The door swings open and Madame Medusa enters. Her eyes are bloodshot, her movements languid. I’m fairly certain she’s been into her Ganga supply, again. “What be the problem, here?”
“She!” The Tooth points at me, “Is NOT meeting my needs!”
“So sorry Mister! Summer, she be one the newest girls and I don’t think she be working out so good. Me so real sorry. Me know you like them new girls but last time you was here you had your session with Mistress Scarlett and you was real happy with her. The one with the big titties!” She holds out her hands to her bosom and squeezes, motioning and gesturing wildly. “Me send her in.
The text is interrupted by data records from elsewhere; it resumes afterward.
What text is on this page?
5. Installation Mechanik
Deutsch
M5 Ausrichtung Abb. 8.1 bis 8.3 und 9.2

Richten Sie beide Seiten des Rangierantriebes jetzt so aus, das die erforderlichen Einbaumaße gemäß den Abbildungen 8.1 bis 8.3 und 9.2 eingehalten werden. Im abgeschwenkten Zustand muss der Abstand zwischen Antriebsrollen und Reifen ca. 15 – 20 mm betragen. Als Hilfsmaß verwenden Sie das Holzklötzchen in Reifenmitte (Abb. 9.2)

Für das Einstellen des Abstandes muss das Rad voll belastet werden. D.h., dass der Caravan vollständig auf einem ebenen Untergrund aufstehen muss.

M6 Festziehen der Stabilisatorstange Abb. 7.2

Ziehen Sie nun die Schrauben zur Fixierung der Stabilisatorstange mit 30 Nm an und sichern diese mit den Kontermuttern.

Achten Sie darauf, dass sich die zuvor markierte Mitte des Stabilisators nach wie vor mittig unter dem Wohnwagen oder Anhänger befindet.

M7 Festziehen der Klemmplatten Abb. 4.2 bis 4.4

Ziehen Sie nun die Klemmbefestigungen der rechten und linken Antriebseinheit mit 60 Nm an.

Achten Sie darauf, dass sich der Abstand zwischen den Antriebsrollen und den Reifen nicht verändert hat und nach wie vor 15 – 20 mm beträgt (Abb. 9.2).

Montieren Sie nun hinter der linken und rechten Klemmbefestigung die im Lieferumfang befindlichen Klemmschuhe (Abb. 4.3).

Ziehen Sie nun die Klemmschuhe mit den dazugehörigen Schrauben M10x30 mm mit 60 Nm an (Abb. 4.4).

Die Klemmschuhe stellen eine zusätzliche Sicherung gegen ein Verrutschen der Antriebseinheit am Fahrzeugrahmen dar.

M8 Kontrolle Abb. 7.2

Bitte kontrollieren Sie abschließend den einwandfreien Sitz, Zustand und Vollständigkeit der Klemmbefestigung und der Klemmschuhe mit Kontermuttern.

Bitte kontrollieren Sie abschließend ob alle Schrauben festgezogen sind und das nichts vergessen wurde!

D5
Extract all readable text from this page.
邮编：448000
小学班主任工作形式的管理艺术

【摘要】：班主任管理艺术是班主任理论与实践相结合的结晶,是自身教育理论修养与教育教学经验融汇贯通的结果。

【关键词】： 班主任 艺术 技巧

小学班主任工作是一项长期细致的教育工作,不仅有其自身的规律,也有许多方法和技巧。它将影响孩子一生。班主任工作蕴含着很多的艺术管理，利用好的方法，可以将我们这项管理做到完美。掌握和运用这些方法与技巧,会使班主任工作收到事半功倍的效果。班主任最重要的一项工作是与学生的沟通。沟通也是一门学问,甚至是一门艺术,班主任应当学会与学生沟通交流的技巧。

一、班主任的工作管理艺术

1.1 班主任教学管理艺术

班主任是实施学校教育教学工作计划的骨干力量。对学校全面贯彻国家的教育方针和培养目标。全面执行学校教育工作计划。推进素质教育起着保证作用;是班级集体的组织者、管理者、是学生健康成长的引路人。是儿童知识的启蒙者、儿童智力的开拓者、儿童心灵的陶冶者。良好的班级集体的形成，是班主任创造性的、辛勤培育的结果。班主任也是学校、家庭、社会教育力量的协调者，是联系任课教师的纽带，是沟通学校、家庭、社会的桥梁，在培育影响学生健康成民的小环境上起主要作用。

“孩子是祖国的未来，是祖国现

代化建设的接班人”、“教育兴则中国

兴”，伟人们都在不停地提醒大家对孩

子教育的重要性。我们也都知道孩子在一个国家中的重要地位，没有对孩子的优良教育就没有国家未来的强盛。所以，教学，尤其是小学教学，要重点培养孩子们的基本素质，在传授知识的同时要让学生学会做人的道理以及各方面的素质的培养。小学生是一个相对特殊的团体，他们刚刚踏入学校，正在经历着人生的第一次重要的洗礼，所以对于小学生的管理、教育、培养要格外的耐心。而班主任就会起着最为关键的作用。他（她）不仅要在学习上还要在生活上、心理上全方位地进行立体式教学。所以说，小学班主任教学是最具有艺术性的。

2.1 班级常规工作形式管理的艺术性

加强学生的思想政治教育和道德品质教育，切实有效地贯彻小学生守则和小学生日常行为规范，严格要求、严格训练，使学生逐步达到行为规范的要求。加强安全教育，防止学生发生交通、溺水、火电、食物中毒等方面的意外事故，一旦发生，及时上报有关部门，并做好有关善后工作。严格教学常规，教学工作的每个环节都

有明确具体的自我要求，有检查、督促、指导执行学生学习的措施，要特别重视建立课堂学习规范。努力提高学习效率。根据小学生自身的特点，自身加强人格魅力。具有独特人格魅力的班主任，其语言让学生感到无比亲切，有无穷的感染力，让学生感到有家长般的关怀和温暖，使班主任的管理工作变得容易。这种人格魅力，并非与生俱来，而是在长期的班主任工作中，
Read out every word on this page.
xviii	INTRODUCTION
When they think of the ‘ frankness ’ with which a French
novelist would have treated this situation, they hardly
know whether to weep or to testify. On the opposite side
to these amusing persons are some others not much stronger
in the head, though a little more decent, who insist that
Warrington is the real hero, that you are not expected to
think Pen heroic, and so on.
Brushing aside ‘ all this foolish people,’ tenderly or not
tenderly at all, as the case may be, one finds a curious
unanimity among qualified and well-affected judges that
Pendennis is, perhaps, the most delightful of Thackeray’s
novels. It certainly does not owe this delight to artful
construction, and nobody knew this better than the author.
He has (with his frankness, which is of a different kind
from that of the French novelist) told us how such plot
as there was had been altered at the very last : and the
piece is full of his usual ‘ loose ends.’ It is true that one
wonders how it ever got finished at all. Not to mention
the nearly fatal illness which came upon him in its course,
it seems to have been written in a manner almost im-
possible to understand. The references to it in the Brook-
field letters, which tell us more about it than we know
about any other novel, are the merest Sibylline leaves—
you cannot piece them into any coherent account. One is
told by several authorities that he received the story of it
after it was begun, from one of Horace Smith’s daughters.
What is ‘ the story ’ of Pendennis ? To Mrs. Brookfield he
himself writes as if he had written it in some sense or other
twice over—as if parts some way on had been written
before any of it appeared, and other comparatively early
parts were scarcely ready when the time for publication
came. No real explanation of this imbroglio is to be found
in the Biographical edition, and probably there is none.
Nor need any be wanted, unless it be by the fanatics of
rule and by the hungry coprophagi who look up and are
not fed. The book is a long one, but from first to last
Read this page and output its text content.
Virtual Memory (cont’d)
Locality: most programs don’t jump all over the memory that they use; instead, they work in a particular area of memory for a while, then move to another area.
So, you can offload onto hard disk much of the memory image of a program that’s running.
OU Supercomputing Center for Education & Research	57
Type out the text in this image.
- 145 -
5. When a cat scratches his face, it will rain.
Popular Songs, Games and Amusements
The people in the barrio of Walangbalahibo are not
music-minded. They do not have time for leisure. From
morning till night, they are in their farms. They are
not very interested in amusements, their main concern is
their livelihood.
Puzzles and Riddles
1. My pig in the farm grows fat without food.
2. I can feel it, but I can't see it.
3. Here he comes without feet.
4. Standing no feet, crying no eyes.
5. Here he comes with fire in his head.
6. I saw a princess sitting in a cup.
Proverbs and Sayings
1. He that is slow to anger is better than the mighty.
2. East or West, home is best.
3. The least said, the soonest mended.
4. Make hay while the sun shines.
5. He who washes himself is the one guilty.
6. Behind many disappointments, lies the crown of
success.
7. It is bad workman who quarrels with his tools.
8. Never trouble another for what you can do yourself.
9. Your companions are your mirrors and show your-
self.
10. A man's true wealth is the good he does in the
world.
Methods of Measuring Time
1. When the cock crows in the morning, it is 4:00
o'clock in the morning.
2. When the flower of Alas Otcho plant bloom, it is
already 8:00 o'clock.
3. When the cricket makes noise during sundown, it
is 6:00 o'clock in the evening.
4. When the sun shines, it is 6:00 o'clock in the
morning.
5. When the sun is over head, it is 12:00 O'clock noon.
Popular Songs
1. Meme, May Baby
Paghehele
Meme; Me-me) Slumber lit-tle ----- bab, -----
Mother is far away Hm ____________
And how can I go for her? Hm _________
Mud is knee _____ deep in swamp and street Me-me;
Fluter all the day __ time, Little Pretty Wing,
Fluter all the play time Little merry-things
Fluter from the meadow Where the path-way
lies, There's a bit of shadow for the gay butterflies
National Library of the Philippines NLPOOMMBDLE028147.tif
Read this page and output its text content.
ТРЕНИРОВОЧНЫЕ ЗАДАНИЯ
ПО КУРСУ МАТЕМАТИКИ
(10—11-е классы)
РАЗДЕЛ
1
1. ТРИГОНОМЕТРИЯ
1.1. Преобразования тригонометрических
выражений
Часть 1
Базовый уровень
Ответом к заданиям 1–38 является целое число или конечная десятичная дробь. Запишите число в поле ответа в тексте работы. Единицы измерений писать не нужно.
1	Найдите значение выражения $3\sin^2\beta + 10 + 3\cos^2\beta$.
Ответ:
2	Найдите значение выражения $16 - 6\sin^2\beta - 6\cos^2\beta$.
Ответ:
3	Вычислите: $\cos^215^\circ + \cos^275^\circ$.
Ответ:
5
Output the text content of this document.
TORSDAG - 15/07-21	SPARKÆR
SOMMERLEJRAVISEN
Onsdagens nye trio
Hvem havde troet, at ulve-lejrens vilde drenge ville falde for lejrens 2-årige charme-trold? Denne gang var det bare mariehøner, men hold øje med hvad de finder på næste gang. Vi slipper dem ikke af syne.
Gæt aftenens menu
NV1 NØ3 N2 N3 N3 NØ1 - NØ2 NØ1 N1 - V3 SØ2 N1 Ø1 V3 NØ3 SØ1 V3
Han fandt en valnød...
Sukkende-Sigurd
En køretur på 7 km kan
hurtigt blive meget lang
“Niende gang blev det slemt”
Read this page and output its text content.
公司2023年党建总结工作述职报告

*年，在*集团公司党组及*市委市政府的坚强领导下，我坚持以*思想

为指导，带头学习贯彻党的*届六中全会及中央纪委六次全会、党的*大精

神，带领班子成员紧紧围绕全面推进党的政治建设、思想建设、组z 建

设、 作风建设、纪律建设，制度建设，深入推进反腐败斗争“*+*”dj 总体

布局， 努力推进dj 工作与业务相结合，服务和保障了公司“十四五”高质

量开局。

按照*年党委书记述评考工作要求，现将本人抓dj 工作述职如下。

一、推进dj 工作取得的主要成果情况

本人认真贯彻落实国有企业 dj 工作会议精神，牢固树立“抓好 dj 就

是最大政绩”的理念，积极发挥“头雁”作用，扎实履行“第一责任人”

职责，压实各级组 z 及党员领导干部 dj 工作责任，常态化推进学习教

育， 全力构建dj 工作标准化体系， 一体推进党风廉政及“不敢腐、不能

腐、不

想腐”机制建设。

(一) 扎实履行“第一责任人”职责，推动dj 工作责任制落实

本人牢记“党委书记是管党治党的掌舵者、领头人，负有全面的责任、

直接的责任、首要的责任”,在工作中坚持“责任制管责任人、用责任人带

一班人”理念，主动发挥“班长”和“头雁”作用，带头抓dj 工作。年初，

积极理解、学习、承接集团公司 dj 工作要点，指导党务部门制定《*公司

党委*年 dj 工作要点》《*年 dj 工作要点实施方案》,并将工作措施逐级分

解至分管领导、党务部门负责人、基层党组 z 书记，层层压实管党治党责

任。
She make you real happy!”
The Tooth pretends to think it over a moment before finally nodding. “I suppose that would be all right.”
I follow Medusa out of the room. “I’m going to get Scarlett. Get your things, you leave, and don’t you never come back here.”
“Are you paying me for the session?” I ask.
“Hell no I ain’t! You don’t do your job, you don’t get paid. That’s the way it works in America. Now get out of here. Me done looking at you.” The way she pronounces the you sounds like an “oo” as if she is actually in pain from the mere sight of me.
I am being fired by an illegal immigrant from a job at a dungeon where I am seldom paid. There will be no severance wages, no exit interview, and no COBRA. I finger the $300 and am annoyed about the session money Medusa will now be giving to Scarlett who will saunter in to take my place. I imagine her cooing and exclaiming how good it is to see The Tooth, again. She will meet his needs.